Bedbugs are, for many city dwellers, the ultimate apartment-based fear. They are tiny, they are almost invisible, and they are horribly invasive: the least-welcome houseguests of all time. And for those who get them, they can feel like a truly biblical plague. Getting rid of them often requires packing up and processing all your clothes and such, and can truly take over your life for a non-insignificant period of time.
Our last Ask a Friendly Landlord installment has to do with these horribly rude little critters, and how to deal with a landlord who won’t seem to help get rid of them.
My friend, I am very sorry that you have to deal with this! It’s a true nightmare, and we can only hope that you are racking up some good cosmic luck that will eventually rain down on you to balance out all this bad stuff.
It should be said that your landlord does have a legal obligation to take care of this for you. I spoke to Feng-Ying, a landlord outside of D.C., to get more insight. She insists—as do I—that you not pay for the treatment. “It should be the landlord’s responsibility, unless the landlord can prove that you brought the bugs to the apartment. My concern is that if you paid for the inspector, it might sort of admit your fault.”
Indeed, some leases come with a clause that suggests that tenants must pay for removal, if they are found responsible for bringing in bedbugs. However, in most cases, the law overrides that, making it very clear it’s management's responsibility to get rid of these cursed critters.

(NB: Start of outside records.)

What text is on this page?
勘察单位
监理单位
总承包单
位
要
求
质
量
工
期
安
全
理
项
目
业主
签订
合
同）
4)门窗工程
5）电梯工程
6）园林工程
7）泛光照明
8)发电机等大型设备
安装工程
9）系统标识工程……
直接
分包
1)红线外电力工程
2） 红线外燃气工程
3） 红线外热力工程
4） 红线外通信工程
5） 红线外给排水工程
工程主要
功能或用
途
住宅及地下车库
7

If you can’t get your landlord to come around and pay for the treatment, you should consider breaking your lease. This is what happened to the son of Feng-Ying’s friend, who also lives in New York. He got a lawyer to help him break the lease, because the building had bed bugs that the management couldn’t get rid of. If you can’t convince your landlord to pay for the treatment, you should let them know you plan on breaking the lease with the help of a lawyer. If that isn’t enough to get them to act, you gotta break that lease, baby—break free from the bugs.